Ormanların Yangın Savunma Sistemi (Doğal Yangınlar Neden Gerekli?)

Yükleniyor...

Hayal edin… Sıcak bir yaz günü. Güneş tüm ihtişamıyla gökyüzünde parlıyor, ağaçların arasından süzülen ışık huzmeleri yüzünüze vuruyor. Ormanın derinliklerindesiniz, etrafınızda sadece kuş cıvıltıları ve rüzgarın ağaç dallarını usulca salladığı huzur dolu bir atmosfer var. Doğa sakin, adeta dingin bir uyku halinde. Toprağın altındaki serinliği hissediyor, her adımınızda ormanın kendine has o eşsiz kokusunu derin derin içinize çekiyorsunuz.

Ancak bu huzurun ortasında, aniden tek bir kıvılcım... Sadece küçücük birrkıvılcım bu manzarayı baştan sona değiştirmeye yetecek kadar güçlü. Uzaklardan yükselen ince bir duman hattı görüyorsunuz.
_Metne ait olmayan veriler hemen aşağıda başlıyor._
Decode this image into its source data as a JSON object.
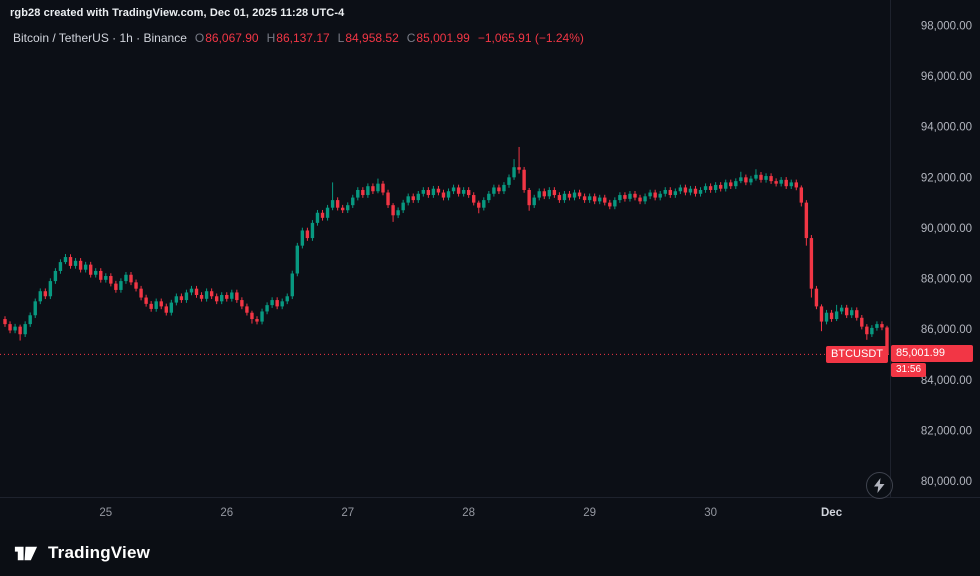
{
  "watermark": "rgb28 created with TradingView.com, Dec 01, 2025 11:28 UTC-4",
  "legend": {
    "title": "Bitcoin / TetherUS · 1h · Binance",
    "ohlc": [
      {
        "label": "O",
        "value": "86,067.90"
      },
      {
        "label": "H",
        "value": "86,137.17"
      },
      {
        "label": "L",
        "value": "84,958.52"
      },
      {
        "label": "C",
        "value": "85,001.99"
      }
    ],
    "change": "−1,065.91 (−1.24%)"
  },
  "price_tag": {
    "symbol": "BTCUSDT",
    "price": "85,001.99",
    "countdown": "31:56",
    "value": 85001.99
  },
  "price_scale": {
    "ticks": [
      {
        "value": 98000,
        "label": "98,000.00"
      },
      {
        "value": 96000,
        "label": "96,000.00"
      },
      {
        "value": 94000,
        "label": "94,000.00"
      },
      {
        "value": 92000,
        "label": "92,000.00"
      },
      {
        "value": 90000,
        "label": "90,000.00"
      },
      {
        "value": 88000,
        "label": "88,000.00"
      },
      {
        "value": 86000,
        "label": "86,000.00"
      },
      {
        "value": 84000,
        "label": "84,000.00"
      },
      {
        "value": 82000,
        "label": "82,000.00"
      },
      {
        "value": 80000,
        "label": "80,000.00"
      }
    ]
  },
  "time_scale": {
    "labels": [
      {
        "text": "25",
        "index": 20,
        "major": false
      },
      {
        "text": "26",
        "index": 44,
        "major": false
      },
      {
        "text": "27",
        "index": 68,
        "major": false
      },
      {
        "text": "28",
        "index": 92,
        "major": false
      },
      {
        "text": "29",
        "index": 116,
        "major": false
      },
      {
        "text": "30",
        "index": 140,
        "major": false
      },
      {
        "text": "Dec",
        "index": 164,
        "major": true
      }
    ]
  },
  "footer": {
    "brand": "TradingView"
  },
  "colors": {
    "up": "#089981",
    "down": "#f23645",
    "text": "#b2b5be",
    "text_dim": "#9598a1",
    "text_bright": "#d1d4dc",
    "divider": "#1e222d",
    "bg": "#0c0f16"
  },
  "chart_data": {
    "type": "candlestick",
    "symbol": "BTCUSDT",
    "exchange": "Binance",
    "interval": "1h",
    "ylim": [
      79400,
      99000
    ],
    "legend_position": "top-left",
    "grid": false,
    "first_open": 86400,
    "default_wick": 110,
    "closes": [
      86200,
      85950,
      86100,
      85800,
      86200,
      86550,
      87100,
      87500,
      87300,
      87900,
      88300,
      88650,
      88850,
      88500,
      88700,
      88350,
      88550,
      88150,
      88300,
      87950,
      88100,
      87800,
      87550,
      87900,
      88150,
      87850,
      87600,
      87250,
      87000,
      86800,
      87100,
      86900,
      86650,
      87050,
      87300,
      87150,
      87450,
      87600,
      87350,
      87200,
      87500,
      87300,
      87100,
      87350,
      87200,
      87450,
      87150,
      86900,
      86650,
      86400,
      86300,
      86700,
      86950,
      87150,
      86900,
      87100,
      87300,
      88200,
      89300,
      89900,
      89600,
      90200,
      90600,
      90400,
      90800,
      91100,
      90800,
      90700,
      90900,
      91200,
      91500,
      91300,
      91650,
      91450,
      91750,
      91400,
      90900,
      90500,
      90700,
      91000,
      91250,
      91100,
      91350,
      91500,
      91300,
      91550,
      91400,
      91200,
      91450,
      91600,
      91350,
      91500,
      91300,
      91000,
      90800,
      91100,
      91350,
      91600,
      91450,
      91700,
      92000,
      92400,
      92300,
      91500,
      90900,
      91200,
      91450,
      91250,
      91500,
      91300,
      91100,
      91350,
      91200,
      91400,
      91250,
      91100,
      91250,
      91050,
      91200,
      91000,
      90850,
      91100,
      91300,
      91150,
      91350,
      91200,
      91050,
      91250,
      91400,
      91200,
      91350,
      91500,
      91300,
      91450,
      91600,
      91400,
      91550,
      91350,
      91500,
      91650,
      91500,
      91700,
      91550,
      91800,
      91650,
      91850,
      92000,
      91800,
      91950,
      92100,
      91900,
      92050,
      91850,
      91750,
      91900,
      91650,
      91800,
      91600,
      91000,
      89600,
      87600,
      86900,
      86300,
      86650,
      86400,
      86700,
      86850,
      86550,
      86750,
      86450,
      86100,
      85800,
      86050,
      86200,
      86068,
      85001.99
    ],
    "wick_overrides": {
      "3": [
        80,
        250
      ],
      "12": [
        120,
        80
      ],
      "49": [
        80,
        180
      ],
      "65": [
        700,
        100
      ],
      "74": [
        200,
        80
      ],
      "77": [
        80,
        260
      ],
      "94": [
        80,
        220
      ],
      "101": [
        320,
        100
      ],
      "102": [
        800,
        150
      ],
      "104": [
        80,
        220
      ],
      "146": [
        220,
        80
      ],
      "149": [
        220,
        80
      ],
      "158": [
        80,
        150
      ],
      "159": [
        100,
        300
      ],
      "160": [
        120,
        350
      ],
      "162": [
        80,
        380
      ],
      "165": [
        260,
        80
      ],
      "171": [
        100,
        220
      ]
    },
    "last_candle": {
      "open": 86067.9,
      "high": 86137.17,
      "low": 84958.52,
      "close": 85001.99
    }
  }
}
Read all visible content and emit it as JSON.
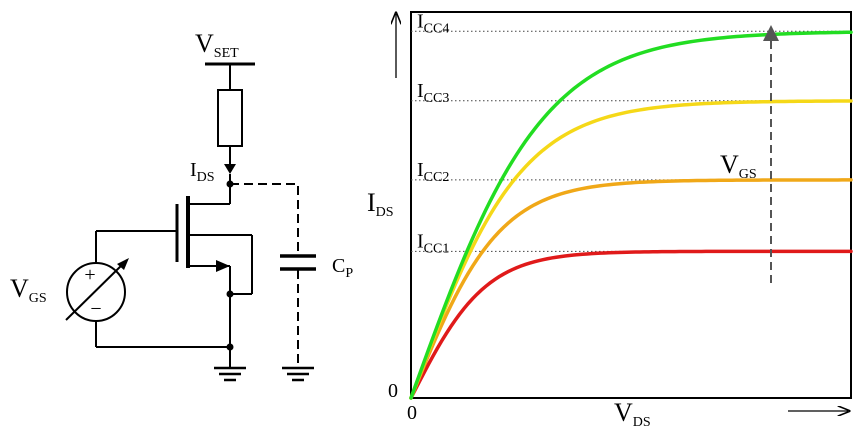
{
  "circuit": {
    "vset": {
      "main": "V",
      "sub": "SET"
    },
    "ids": {
      "main": "I",
      "sub": "DS"
    },
    "vgs": {
      "main": "V",
      "sub": "GS"
    },
    "cp": {
      "main": "C",
      "sub": "P"
    },
    "plus": "+",
    "minus": "−"
  },
  "chart": {
    "ylabel": {
      "main": "I",
      "sub": "DS"
    },
    "xlabel": {
      "main": "V",
      "sub": "DS"
    },
    "vgs_arrow_label": {
      "main": "V",
      "sub": "GS"
    },
    "origin_x": "0",
    "origin_y": "0"
  },
  "chart_data": {
    "type": "line",
    "xlabel": "V_DS",
    "ylabel": "I_DS",
    "xlim": [
      0,
      1
    ],
    "ylim": [
      0,
      1
    ],
    "annotation": "V_GS",
    "series": [
      {
        "name": "I_CC1",
        "label_main": "I",
        "label_sub": "CC1",
        "saturation": 0.38,
        "knee": 0.17,
        "color": "#e01a1a"
      },
      {
        "name": "I_CC2",
        "label_main": "I",
        "label_sub": "CC2",
        "saturation": 0.565,
        "knee": 0.2,
        "color": "#f0a818"
      },
      {
        "name": "I_CC3",
        "label_main": "I",
        "label_sub": "CC3",
        "saturation": 0.77,
        "knee": 0.25,
        "color": "#f5d818"
      },
      {
        "name": "I_CC4",
        "label_main": "I",
        "label_sub": "CC4",
        "saturation": 0.95,
        "knee": 0.3,
        "color": "#22dd22"
      }
    ]
  }
}
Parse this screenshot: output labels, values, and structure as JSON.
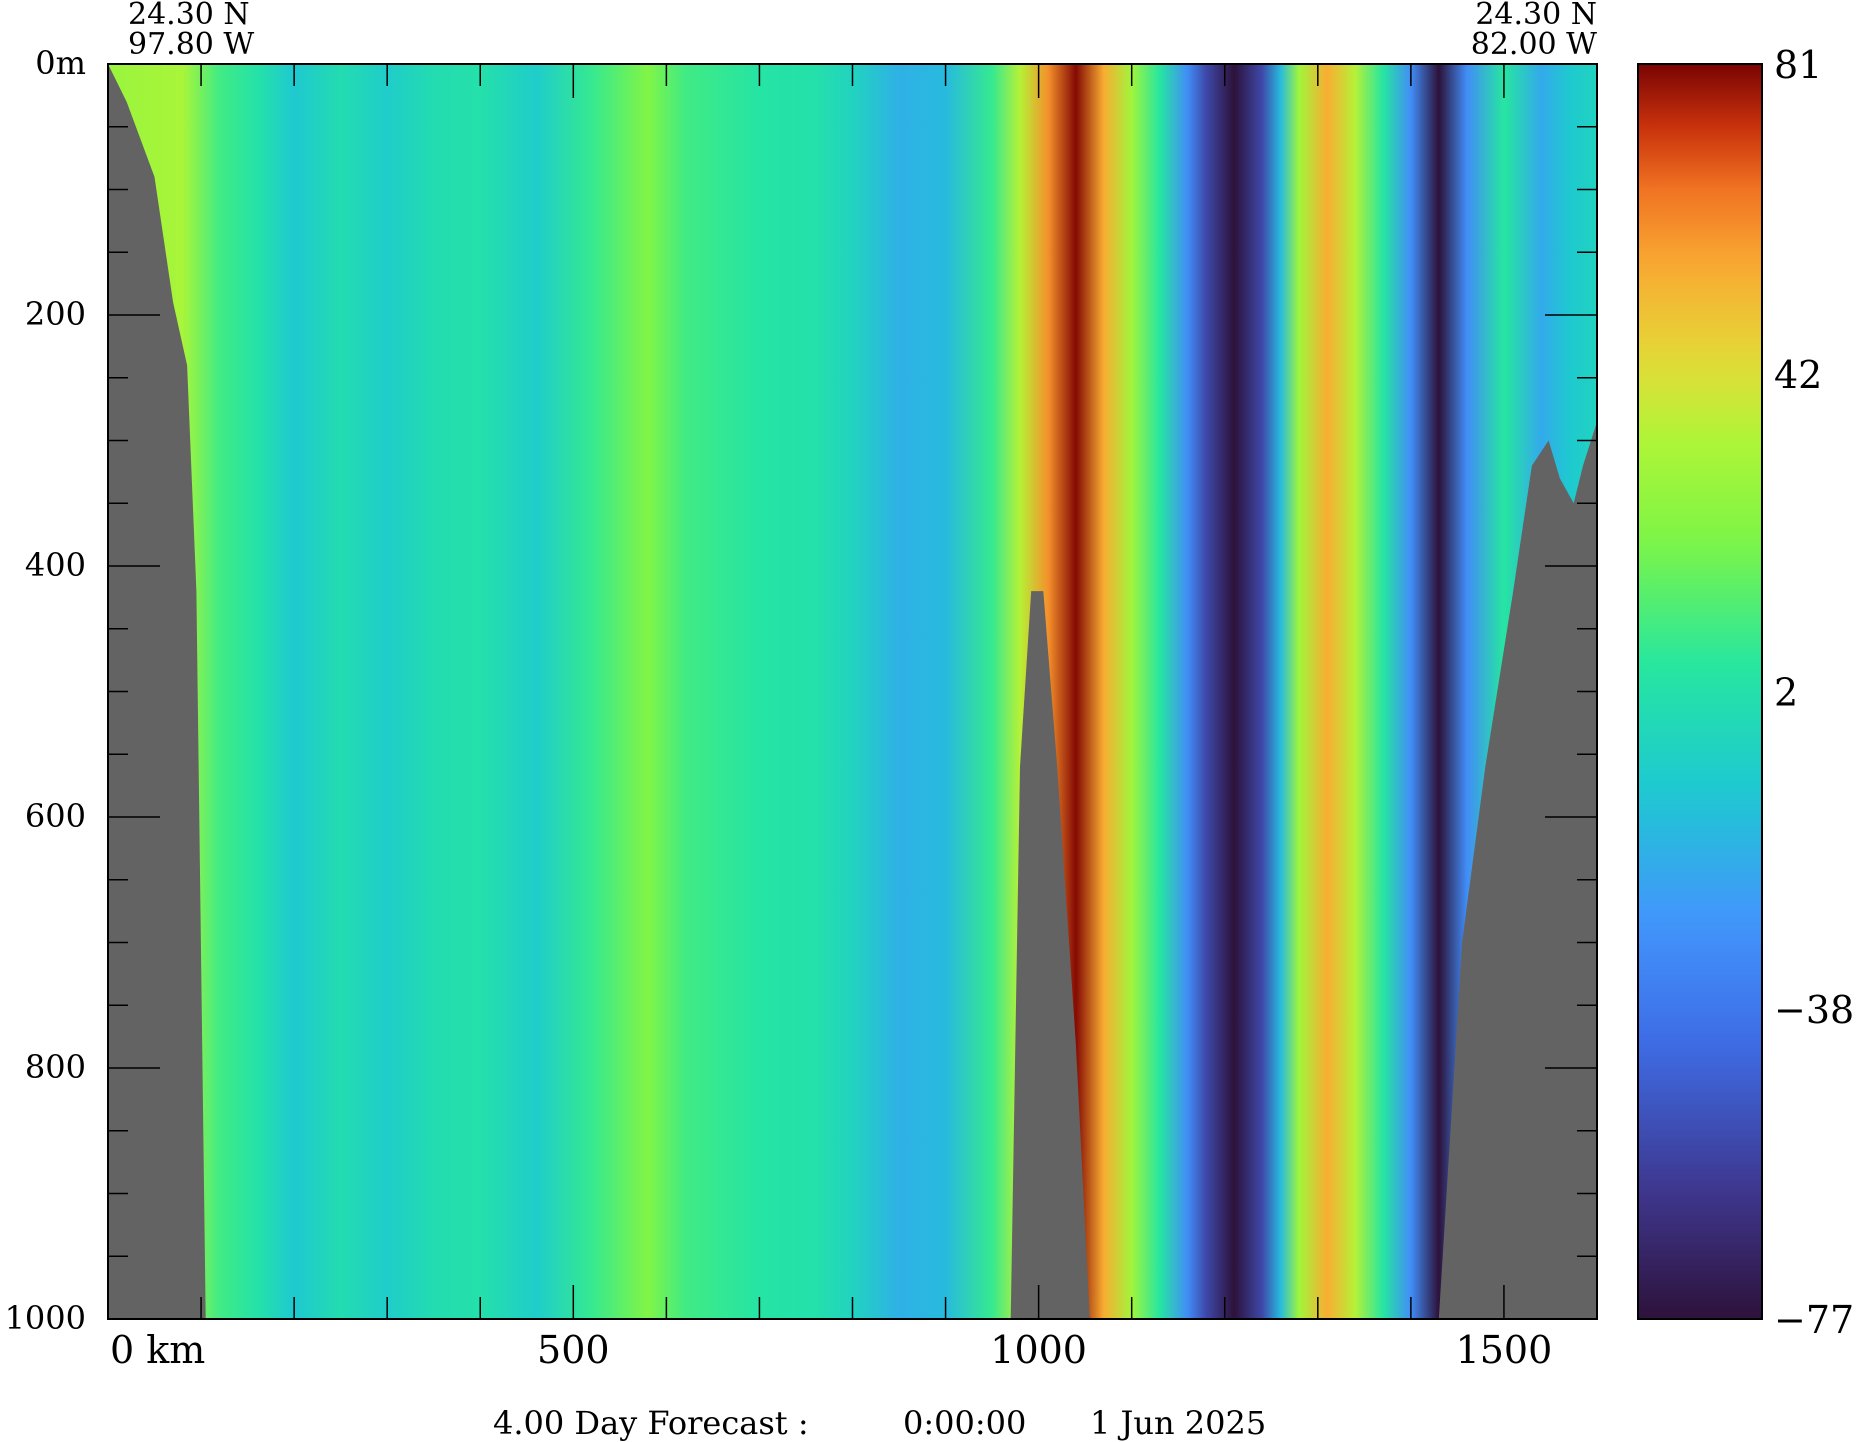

Duman hızla artıyor, rüzgarın taşıdığı alevler daha geniş alanlara yayılıyor. Birkaç dakika içinde o ince duman hattı, gökyüzünü kaplayan devasa bir duman bulutuna dönüşüyor. Alevler ormanı sardıkça, dev ağaçlar bu kızgın ateşe karşı koyamıyor ve hızla yanmaya başlıyorlar. Artık huzur dolu ormanın yerini, alevlerin ortasında kaybolan dev ağaçların çıtırtısı ve alevlerin çıkardığı ürkütücü sesler alıyor.

Akıllarda tek bir soru var: Bu yangın nasıl başladı??
Yangınlar;

  • Bazen bir yıldırımla,
  • Bazen bir yanardağ etkisiyle,
  • Maalesef çoğunlukla doğrudan veya dolaylı olarak insan etkisiyle çıkıyor.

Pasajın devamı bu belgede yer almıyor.